The archery contest in Rattay is IMO one of the most OP activities in the game you can do. Level bow skill while netting 140 groshen per master contest you win. I found even at level 1 bow skill with Hans’ bow I could win the Beginner contest and that nets you 20 G which at that level isn’t trivial either. In hardcore mode it’s the only way I’ve found to grind at low level effectively, since the other activities are so much more dangerous. Even unarmed training with Bernard sends me back to bed almost dead.
Winning the archery contests is not exactly easy at first, but it’s not that hard to get to a point where you’re at least breaking even on money, and in the meantime you’re leveling your bow skill!
For winning the archery contest, I’ve found a particular technique helpful. Bernard sort of talks about it in the ‘train hard’ quest, but it’s something that makes better intuitive sense than talking about it. I’ll try to describe it anyway. I use an Xbox exclusively, so I don’t know how different it is with other controller setups.
If you just start the archery contest, draw your bow, and start shooting, you will notice the drawing back of the bow brings your orientation into some sort of slow, swinging arc across the field of view. As the draw reaches its maximum, your stance, orientation, and maybe some other factors point your shot in a particular direction. Initially it won’t be on target at all. But if you were to stand in the exact same stance and orientation, and just to release your arrows at the same point in that ‘rhythm’ as the draw comes to its maximum, your arrows will be landing very close to the same spot each time you shoot. So if that spot happens to be the bulls eye, you are going to have good odds of continuing to hit the bulls eye.
The trick is - while shooting in this smooth rhythm, never stopping to aim - to coax the swing of the bow as it’s drawn back closer and closer to the bulls eye, and then to make minor adjustments to keep it on the bulls eye once it’s there. You can tell where to make your adjustments by keeping an eye on the target descriptor in the lower left corner, where your last shot shows how you may be drifting.
After probably dozens of hours doing this, I’ve even started to get a feel for exactly where (and whether) my shot was going to be on target as the bow drifts across that field of view. So you do develop better player skills with the bow as you’re doing this, even though I’ll fully admit I’m winning archery contests against NPCs who shoot waaaay better than I do.
The adjustments are all orientation adjustments, (right joystick), and they should be minor. You have to keep in the rhythm though, so you can’t stop to aim. Any shot you stop and bear down on takes you farther away from ‘dialing in’ to where you are just chaining one bullseye after another. I think that’s because bearing down at max draw with your bow sort of resets your stance, or maybe just sense of it. Whichever it is, if I do that I’m basically back to square one and have to start the whole ‘dialing in’ process again.

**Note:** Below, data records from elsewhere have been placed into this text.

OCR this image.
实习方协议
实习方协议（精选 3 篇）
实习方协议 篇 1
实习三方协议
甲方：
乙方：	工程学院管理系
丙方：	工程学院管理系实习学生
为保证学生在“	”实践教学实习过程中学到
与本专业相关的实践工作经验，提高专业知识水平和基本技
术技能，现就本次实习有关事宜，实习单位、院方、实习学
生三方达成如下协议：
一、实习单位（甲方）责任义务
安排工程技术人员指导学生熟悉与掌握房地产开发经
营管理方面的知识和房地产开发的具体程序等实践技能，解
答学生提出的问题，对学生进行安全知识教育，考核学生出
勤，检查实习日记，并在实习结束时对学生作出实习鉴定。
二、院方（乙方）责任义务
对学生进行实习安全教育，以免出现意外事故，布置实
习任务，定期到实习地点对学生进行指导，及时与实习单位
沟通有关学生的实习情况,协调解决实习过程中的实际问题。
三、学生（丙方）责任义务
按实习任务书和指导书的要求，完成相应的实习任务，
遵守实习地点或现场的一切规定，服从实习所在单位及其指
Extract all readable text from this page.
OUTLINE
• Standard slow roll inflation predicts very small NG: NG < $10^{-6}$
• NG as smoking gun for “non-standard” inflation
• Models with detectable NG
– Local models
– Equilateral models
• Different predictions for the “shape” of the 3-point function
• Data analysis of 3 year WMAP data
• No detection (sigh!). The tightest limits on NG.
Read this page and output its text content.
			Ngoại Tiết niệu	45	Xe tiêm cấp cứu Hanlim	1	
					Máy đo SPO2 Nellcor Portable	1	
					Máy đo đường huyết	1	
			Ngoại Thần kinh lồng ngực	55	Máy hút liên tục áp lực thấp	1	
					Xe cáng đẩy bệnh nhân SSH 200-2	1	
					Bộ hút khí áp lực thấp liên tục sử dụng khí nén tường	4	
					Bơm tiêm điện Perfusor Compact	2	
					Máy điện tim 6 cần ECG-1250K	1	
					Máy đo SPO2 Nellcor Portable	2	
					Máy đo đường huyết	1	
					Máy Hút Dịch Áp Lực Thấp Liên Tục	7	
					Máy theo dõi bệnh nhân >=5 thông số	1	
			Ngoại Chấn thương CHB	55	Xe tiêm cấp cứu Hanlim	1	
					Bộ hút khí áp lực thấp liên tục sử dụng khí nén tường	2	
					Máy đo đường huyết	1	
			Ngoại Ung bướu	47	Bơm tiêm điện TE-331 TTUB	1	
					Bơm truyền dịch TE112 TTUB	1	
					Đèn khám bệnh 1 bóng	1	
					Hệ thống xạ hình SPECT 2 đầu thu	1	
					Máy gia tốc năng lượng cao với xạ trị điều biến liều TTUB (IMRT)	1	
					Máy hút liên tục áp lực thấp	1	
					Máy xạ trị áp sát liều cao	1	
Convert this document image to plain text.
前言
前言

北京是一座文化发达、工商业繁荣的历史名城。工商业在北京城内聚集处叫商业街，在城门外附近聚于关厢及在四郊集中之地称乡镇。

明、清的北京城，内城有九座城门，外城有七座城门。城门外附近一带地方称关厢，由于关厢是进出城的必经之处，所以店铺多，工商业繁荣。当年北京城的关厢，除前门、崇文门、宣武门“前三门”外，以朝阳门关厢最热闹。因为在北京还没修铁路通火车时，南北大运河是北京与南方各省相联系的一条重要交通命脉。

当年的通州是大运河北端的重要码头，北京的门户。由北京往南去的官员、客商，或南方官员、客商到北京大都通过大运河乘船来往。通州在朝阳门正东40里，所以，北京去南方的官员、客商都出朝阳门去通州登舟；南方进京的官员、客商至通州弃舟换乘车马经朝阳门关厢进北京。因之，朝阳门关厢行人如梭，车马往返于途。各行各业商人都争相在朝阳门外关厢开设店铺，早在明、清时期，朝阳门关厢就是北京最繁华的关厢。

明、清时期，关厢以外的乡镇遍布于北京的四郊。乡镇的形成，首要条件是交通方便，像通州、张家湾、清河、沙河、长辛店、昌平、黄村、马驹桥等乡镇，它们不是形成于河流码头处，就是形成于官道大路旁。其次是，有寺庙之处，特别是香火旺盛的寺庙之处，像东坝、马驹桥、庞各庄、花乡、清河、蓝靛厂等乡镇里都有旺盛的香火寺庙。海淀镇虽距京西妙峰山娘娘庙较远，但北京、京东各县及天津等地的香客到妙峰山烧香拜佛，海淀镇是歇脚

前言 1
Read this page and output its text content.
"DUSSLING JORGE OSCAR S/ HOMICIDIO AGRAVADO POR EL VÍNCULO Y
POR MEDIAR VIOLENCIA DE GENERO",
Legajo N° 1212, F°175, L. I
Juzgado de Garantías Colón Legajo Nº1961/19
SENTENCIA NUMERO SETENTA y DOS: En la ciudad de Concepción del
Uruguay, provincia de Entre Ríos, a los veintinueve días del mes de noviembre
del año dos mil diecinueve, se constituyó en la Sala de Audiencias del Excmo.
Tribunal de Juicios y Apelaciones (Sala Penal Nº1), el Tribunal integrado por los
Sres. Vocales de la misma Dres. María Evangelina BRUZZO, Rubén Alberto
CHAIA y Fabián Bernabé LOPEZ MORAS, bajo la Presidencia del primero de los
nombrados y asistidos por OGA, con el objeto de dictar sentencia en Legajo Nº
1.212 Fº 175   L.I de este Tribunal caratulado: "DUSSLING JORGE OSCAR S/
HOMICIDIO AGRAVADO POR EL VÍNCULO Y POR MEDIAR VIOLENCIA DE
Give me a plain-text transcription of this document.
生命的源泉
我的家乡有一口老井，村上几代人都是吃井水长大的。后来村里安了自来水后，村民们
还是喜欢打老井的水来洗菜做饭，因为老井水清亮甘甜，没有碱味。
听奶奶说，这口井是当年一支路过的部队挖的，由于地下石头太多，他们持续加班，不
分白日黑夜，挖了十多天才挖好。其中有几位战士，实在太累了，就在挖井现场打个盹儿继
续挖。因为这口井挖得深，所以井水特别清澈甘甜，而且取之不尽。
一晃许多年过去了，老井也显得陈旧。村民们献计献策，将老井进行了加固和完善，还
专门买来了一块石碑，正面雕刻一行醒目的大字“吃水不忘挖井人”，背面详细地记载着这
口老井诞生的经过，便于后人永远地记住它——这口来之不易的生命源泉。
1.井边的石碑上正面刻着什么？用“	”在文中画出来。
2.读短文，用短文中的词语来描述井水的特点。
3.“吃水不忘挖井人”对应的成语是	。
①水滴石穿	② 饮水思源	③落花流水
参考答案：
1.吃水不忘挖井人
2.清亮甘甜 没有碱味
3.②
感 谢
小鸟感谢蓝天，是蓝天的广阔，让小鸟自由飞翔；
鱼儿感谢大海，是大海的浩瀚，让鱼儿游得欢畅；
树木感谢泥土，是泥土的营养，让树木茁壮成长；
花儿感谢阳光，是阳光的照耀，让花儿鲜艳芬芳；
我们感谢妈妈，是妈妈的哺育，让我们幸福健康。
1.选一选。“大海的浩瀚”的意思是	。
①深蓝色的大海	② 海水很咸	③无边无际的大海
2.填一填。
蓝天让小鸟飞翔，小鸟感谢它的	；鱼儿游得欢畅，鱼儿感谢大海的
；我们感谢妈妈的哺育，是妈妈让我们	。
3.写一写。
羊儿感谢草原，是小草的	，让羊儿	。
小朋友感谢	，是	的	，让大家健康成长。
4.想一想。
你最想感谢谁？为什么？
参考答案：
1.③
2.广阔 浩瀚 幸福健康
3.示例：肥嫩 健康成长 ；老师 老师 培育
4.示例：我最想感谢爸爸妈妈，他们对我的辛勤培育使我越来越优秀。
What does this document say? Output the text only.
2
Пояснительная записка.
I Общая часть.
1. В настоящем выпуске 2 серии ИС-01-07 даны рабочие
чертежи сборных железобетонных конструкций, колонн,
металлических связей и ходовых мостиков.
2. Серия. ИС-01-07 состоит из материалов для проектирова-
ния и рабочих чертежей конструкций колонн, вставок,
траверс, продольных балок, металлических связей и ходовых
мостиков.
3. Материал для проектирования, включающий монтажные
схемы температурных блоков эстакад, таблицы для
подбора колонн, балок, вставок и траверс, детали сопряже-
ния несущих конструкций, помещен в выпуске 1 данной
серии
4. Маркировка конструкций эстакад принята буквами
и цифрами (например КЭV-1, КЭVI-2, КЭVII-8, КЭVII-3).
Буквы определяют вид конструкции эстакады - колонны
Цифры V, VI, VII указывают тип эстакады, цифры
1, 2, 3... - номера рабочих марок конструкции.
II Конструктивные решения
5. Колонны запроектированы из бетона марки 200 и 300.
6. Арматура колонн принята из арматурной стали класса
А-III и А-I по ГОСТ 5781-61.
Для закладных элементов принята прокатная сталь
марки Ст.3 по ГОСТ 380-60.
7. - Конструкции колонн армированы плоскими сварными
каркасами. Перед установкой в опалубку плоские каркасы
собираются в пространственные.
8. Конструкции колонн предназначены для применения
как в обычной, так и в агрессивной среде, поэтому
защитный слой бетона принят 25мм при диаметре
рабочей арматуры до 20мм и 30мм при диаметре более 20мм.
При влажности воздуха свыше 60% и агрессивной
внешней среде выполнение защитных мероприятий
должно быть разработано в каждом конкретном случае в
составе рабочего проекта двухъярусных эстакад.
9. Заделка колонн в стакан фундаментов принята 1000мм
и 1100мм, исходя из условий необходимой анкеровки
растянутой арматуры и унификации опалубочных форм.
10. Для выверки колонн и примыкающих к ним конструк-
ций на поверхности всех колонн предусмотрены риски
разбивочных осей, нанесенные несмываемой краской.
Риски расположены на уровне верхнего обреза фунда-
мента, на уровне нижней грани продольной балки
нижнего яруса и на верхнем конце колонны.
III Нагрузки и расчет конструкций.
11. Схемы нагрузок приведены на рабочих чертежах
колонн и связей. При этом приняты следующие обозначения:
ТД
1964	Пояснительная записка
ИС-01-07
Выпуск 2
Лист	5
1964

The game gives you this advantage, in that you will always get the bonus 3 points because (if you are using this technique) you will always finish first, and you win ties as well. In Master contests where it’s really a challenge, I keep my eye out for a ‘15/15’ arrows left/score. If I am ‘dialed in’ with 15 arrows left, and I have scored at least 15 points, I can’t lose unless I fumble and stop chaining bulls eyes. That’s because I have lost a maximum of 3 points off the perfect score, and because I will finish first, even if Berthold shoots a perfect round, all he can do is tie me.
So in two parts, it’s 1) Get dialed in and stay there - where it’s easy to chain bulls eyes (no aiming) and 2) Lose no more than 3 points off a perfect score while you are initially getting dialed in - and you can’t lose. If (1) isn’t happening maybe it’s time to take a break or go down a level in difficulty. But (2) is always interesting because it challenges your ability to predict where the draw arc is going to be. You have a chance before drawing back for the first shot to make an initial adjustment to your orientation. If you guess well, you might hit the bullseye and be dialed in from the first shot, and score a perfect round. If not, it may take you long enough to get ‘dialed in’ that you lose the contest.
Maybe more than you want to know about but it’s how I juice the archery contest.